Principles of the law
Some sections include parameters for reporting human rights violations and abuses by security forces, extrajudicial killings, torture, enforced disappearances and arbitrary arrests by members of the security forces or in complicity with them. It also contains specifications on the effectiveness of strategies implemented to fight corruption, financed by multilateral contributions.
But the most interesting aspect of the law is the inclusion of corruption and its impact on the migration of nationals. It is novel that this scourge is included as a cause of the migratory phenomenon, because until now, these causes were focused on poverty and violence as the only triggers.
Although corruption does not have a direct effect on migration, it is responsible for the deterioration of living conditions in much of society. Conditions marked by inadequate public services, prevailing impunity, internal displacement and the impossibility of social mobility, among other evils.
Obstacles to its implementation
The person chosen by the State Department to head the Bureau of Western Hemisphere Affairs will lead the “diplomatic engagement”. A very common euphemism in Washington which should be understood as pressure at all costs. Or quite simply twist the arm of the local authorities to energize the actions of the strategy that the law determines.
But should this officer be able to deal with a Juan Orlando Hernandez who many infer is still looking for a way to stay in power, given what he’s supposed to be up against in the face of allegations of complicity with drug traffickers? Will he be able to face an arrogant, authoritarian and self-centered Nayib Bukele, whose actions are not much different from the robberies of his ruling predecessors?
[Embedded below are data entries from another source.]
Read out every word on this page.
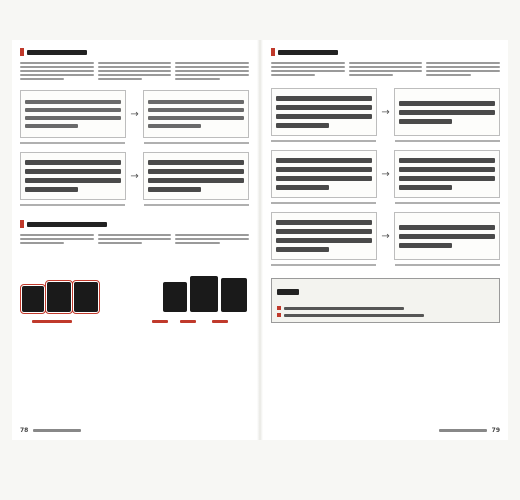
→
→
78
→
→
→
79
Will he be able to do something about Alejandro Giammattei, another link in the chain that has historically benefited the state-entrenched gangster mafias?
This employee will not be able to count on the judiciary, the prosecution or other powers of the State to carry out his work. All of them are mistaken for the mafias and, in some cases, participate in corruption. Therefore, it will depend on how much pressure the White House is prepared to put on governments in the region.
Conditions of monetary allocations
The law also sets out the conditions for the disbursement of funds allocated to strategies for the region. These conditions refer to the impositions – never met – stipulated by the Alliance for the Prosperity of the Obama administration.
The conditions include aspects such as combating drug trafficking and trafficking in human beings, informing citizens about the dangers of irregular migration, ensuring that the security forces respect human rights and that perpetrators of human rights violations are prosecuted.
We could go on, but the above is enough to understand the impossibility of imposing these conditions on the elites of these three super countries immersed in a system of hegemonic power, unpunished, immune and armored from all angles and on all sides.
Therefore, the effectiveness of Engel’s List will be determined by the political will of the United States government, which will undoubtedly prioritize its own interests over any situation in the Northern Triangle. Corruption and human rights abuses won’t matter if they hamper Washington’s short-term or long-term goals.
* Translation from Spanish by Maria Isabel Santos Lima
www.latinoamerica21.com, a pluralist media engaged in the dissemination of critical and true information about Latin America.